Un nouveau moai a été découvert sur l'île de Pâques en février 2023. [Keystone - Karen Schwartz]
Un nouveau moai a été découvert sur l'île de Pâques en février 2023. - [Keystone - Karen Schwartz]
La population de l'île de Pâques, dans le Pacifique Sud, ne s'est pas effondrée au 17e siècle après un "suicide environnemental" causé par l'Homme et suite à une surexploitation des ressources. C'est la conclusion d'une étude internationale à laquelle ont participé deux chercheuses de l'Université de Lausanne.

L'île de Pâques, située dans le Pacifique à 3700 km des côtes chiliennes, est célèbre dans le monde entier pour les statues monumentales, les énigmatiques "Moaï". Une hypothèse répandue, basée notamment sur des données paléoenvironnementales, avançait que les Rapanui, le nom des habitants originels, auraient déforesté l'île, dont il est établi qu'elle était autrefois couverte de palmiers, pour maintenir une culture florissante et une population d'environ 15'000 individus à son apogée.

Personnellement, je pense que l'idée de l'écocide a été élaborée dans le cadre d'un récit colonial

 Victor Moreno-Mayar, professeur assistant de l'Université de Copenhague

Toujours selon cette hypothèse, la raréfaction des ressources aurait conduit à une période de famine et de guerre allant jusqu'au cannibalisme et se serait soldée par un effondrement démographique et culturel, mettant fin à la sculpture des statues au début du 17e siècle. Au moment de leur arrivée en 1722, les Européens estimaient la population de l'île à seulement 3000 individus.

Une recherche en génétique des populations

Avec le récit de ce "suicide écologique", aussi qualifié d'écocide, l'histoire des Rapanui "a été présentée comme un avertissement contre la surexploitation des ressources par l'humanité", rappellent les auteurs de l'étude publiée mercredi dans la revue Nature.

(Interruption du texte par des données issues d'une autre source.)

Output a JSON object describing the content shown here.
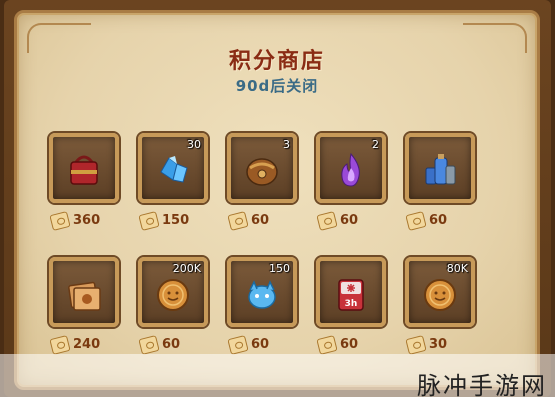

Cette étude a été menée par une équipe internationale, spécialisée en génétique des populations, qui comprenait la doctorante Bárbara Sousa da Mota et la professeure associée Anna-Sapfo Malaspinas, de la Faculté de biologie et de médecine de l'Université de Lausanne, indique un communiqué de cette dernière. Les recherches ont été réalisées grâce à HapNe-LD, un outil statistique avancé qui permet de reconstruire l'histoire démographique d'une population en se basant sur la structure génétique des individus actuels ou anciens.

>> Ecouter l'interview d’Anna-Sapfo Malaspinas, professeure associée à l'Université de Lausanne, spécialiste de la génétique des populations :

Le mystère de la disparation du peuple de l’Île de Pâques enfin levé? Interview d’Anna-Sapfo Malaspinas (vidéo)
Le mystère de la disparation du peuple de l’île de Pâques enfin levé? Interview d’Anna-Sapfo Malaspinas (vidéo) / Forum / 6 min. / le 11 septembre 2024

Le récit colonial balayé

Pour tirer les choses au clair, les chercheuses ont analysé le génome de quinze Rapanuis, ayant vécu entre 1670 et 1950, et dont les ossements se trouvent au Musée de l'Homme à Paris. Or, ce travail n'a révélé aucune baisse soudaine de la diversité génétique, qui aurait confirmé la théorie de l'"écocide". L'analyse a plutôt montré une population en croissance stable depuis le 13e siècle jusqu'au contact avec les Européens.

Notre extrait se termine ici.